6.1. Special Matrix FormsΒΆ

  • For a matrix \(A\), the diagonal elements are the elements \(A_{ij}\) where \(i=j\).

  • The off-diagonal elements are elements \(A_{ij}\) such that \(i \neq j\).

  • A diagonal is a list of entries \(A_{ij}\) such that \(i - j = k\) is a fixed integer.

  • The main diagonal or principal diagonal or primary diagonal or leading diagonal is the list of entries \(A_{ij}\) where \(i = j\).

Consider the matrix:

\[\begin{split}A &= \begin{bmatrix} 1 & 3 & 2\\ 4 & 1 & 3\\ 2 & 5 & 2 \end{bmatrix}\\\end{split}\]

  • Its main diagonal is \([1, 1, 2]\).

  • The diagonal for \(k=1\) is \([4, 5]\).

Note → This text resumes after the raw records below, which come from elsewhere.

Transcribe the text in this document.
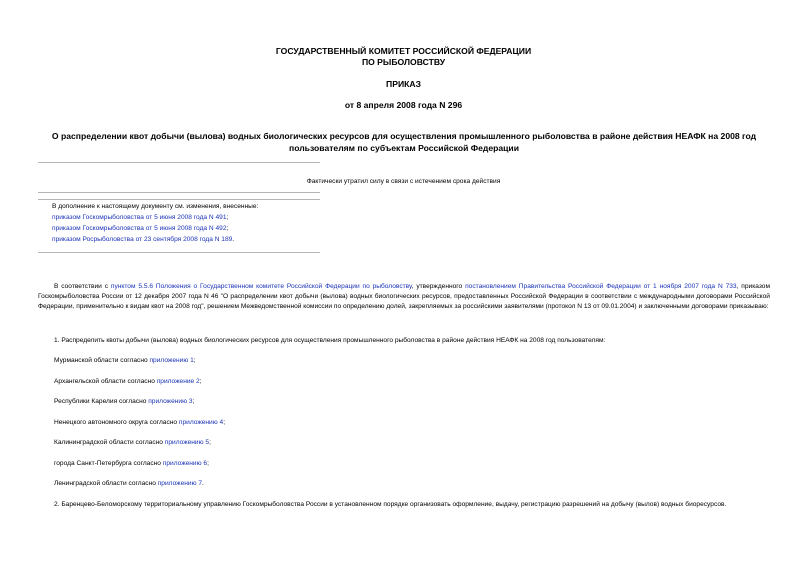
ГОСУДАРСТВЕННЫЙ КОМИТЕТ РОССИЙСКОЙ ФЕДЕРАЦИИ
ПО РЫБОЛОВСТВУ
ПРИКАЗ
от 8 апреля 2008 года N 296
О распределении квот добычи (вылова) водных биологических ресурсов для осуществления промышленного рыболовства в районе действия НЕАФК на 2008 год пользователям по субъектам Российской Федерации
Фактически утратил силу в связи с истечением срока действия
В дополнение к настоящему документу см. изменения, внесенные:
приказом Госкомрыболовства от 5 июня 2008 года N 491;
приказом Госкомрыболовства от 5 июня 2008 года N 492;
приказом Росрыболовства от 23 сентября 2008 года N 189.
В соответствии с пунктом 5.5.6 Положения о Государственном комитете Российской Федерации по рыболовству, утвержденного постановлением Правительства Российской Федерации от 1 ноября 2007 года N 733, приказом Госкомрыболовства России от 12 декабря 2007 года N 46 "О распределении квот добычи (вылова) водных биологических ресурсов, предоставленных Российской Федерации в соответствии с международными договорами Российской Федерации, применительно к видам квот на 2008 год", решением Межведомственной комиссии по определению долей, закрепляемых за российскими заявителями (протокол N 13 от 09.01.2004) и заключенными договорами приказываю:
1. Распределить квоты добычи (вылова) водных биологических ресурсов для осуществления промышленного рыболовства в районе действия НЕАФК на 2008 год пользователям:
Мурманской области согласно приложению 1;
Архангельской области согласно приложение 2;
Республики Карелия согласно приложению 3;
Ненецкого автономного округа согласно приложению 4;
Калининградской области согласно приложению 5;
города Санкт-Петербурга согласно приложению 6;
Ленинградской области согласно приложению 7.
2. Баренцево-Беломорскому территориальному управлению Госкомрыболовства России в установленном порядке организовать оформление, выдачу, регистрацию разрешений на добычу (вылов) водных биоресурсов.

  • The diagonal for \(k=-1\) is \([3,3]\).

Definition

A diagonal matrix is a matrix whose off-diagonal elements are zero.

Definition

A banded matrix or a band matrix is a sparse matrix whose non-zero entries are confined to a diagonal band consisting of the main diagonal and zero or more diagonals on either side.

Definition

A bidiagonal matrix is a banded matrix with non-zero entries along the main diagonal and either the diagonal above the main diagonal or the diagonal below the main diagonal (but not both). There are exactly two non-zero diagonals.

Definition

An upper bidiagonal matrix is a bidiagonal matrix which has non-zero entries in the diagonal above the main diagonal.

Definition

A lower bidiagonal matrix is a bidiagonal matrix which has non-zero entries in the diagonal below the main diagonal.